Furthermore, the chemical composition of MPs could affect the balance in the coagulation pathway in diverse ways. The study using human plasma disclosed that the PS nanoparticles could induce thrombin generation, whereas amine-modified nanoparticles could decrease thrombin formation²⁴. Additionally, additives such as phthalates could be another hurdle for coagulation hemostasis. A study of 1,482 pregnant women proved that their urinary phthalate metabolites were positively associated with prolonged blood clotting time as measured by aPTT⁵¹. Because blood coagulation is a complex process involving various cells and factors, it may be difficult to assume that MPs act in the same direction on these cells and factors. Future studies are needed to determine whether MPs in human blood are associated with hypercoagulability and to investigate the underlying mechanisms.

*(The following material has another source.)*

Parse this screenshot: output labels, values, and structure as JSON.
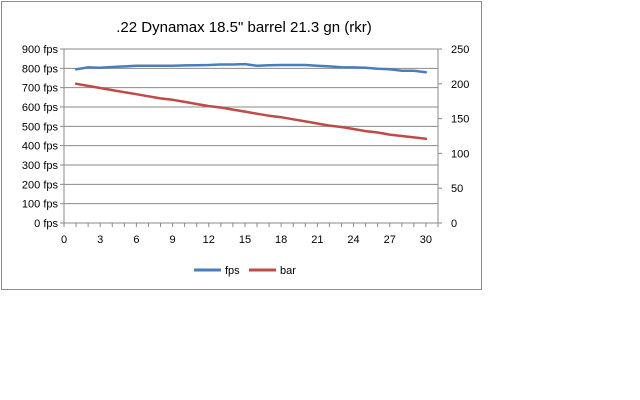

A significant and positive correlation between hsCRP and MP counts was found. Although alterations in coagulation were suggested in our study, the plausible mechanistic pathway of MP particles in the blood should be investigated in further studies. Previous research has reported that MPs could cause inflammation, so we found a significant and positive association between hsCRP and MPs. In mice, inflammatory markers, including elevated IL-6 and CRP, were associated with PS⁵². The significant association was also reported in a human cell-line study^53,54. Chronic inflammation could be a decisive driver of atherosclerosis, as insufficient inflammation resolution could promote lipid core formation⁵⁵. Additionally, it has been reported in an animal study that exposure of hamsters to PS particles was associated with thrombotic events⁵⁶. These inflammatory responses and alterations in coagulation seem to be a risk factor for cardiovascular disease, although the underlying mechanism has not been fully revealed. A recent study analyzed asymptomatic carotid plaques in 257 patients who underwent carotid endarterectomy and found that 58.4% of patients with MPs in carotid artery plaques had a higher risk of cardiovascular events than those without MPs²⁶. More recently, a study with 82 acute coronary syndrome patients and 19 controls showed that the patient group showed higher MPs in their blood as well as inflammation-related cytokines such as IL-6 and IL-12p70.

This study had several limitations. First, the study samples were not generalizable and were conveniently recruited, even though they were all healthy adults. Second, every endeavor was made to effectively adopt preventive measures for quality control, but laboratory contamination cannot be completely excluded. Third, MPs were primarily detected by the µ-FTIR method, which cannot detect MPs smaller than 5–20 μm. As the size of microplastics detected by Raman was generally smaller than 20 μm, Raman proved to be more advantageous for analyzing smaller particles. However, a Raman analysis requires a significant amount of time to analyze each particle, so it was not possible to apply this method to all samples in this study. Future studies could employ additional methods, such as µ-Raman and Py-GC/MS, to further investigate microplastics. Fourth, the association between the number of MP particles in human blood and coagulation markers was investigated. The total mass in the blood can be obtained using Py-GC/MS, as reported in a study¹⁸. For the present study, µ-FTIR and the number of MP particles were applied. However, the most effective and appropriate way to assess MP exposure is yet to be determined. Further studies are necessary to investigate the association between human health indices and MPs measured by various means (Py-GC/MS, µ-FTIR, and µ-Raman).

The current study found that MPs are present in human blood and positively correlate with various lifestyle factors and notable changes in coagulation markers. This emphasizes the need for methods to reduce MP exposure in humans and to further investigate the health effects of MPs, especially with regard to blood coagulation and possible cardiovascular hazards.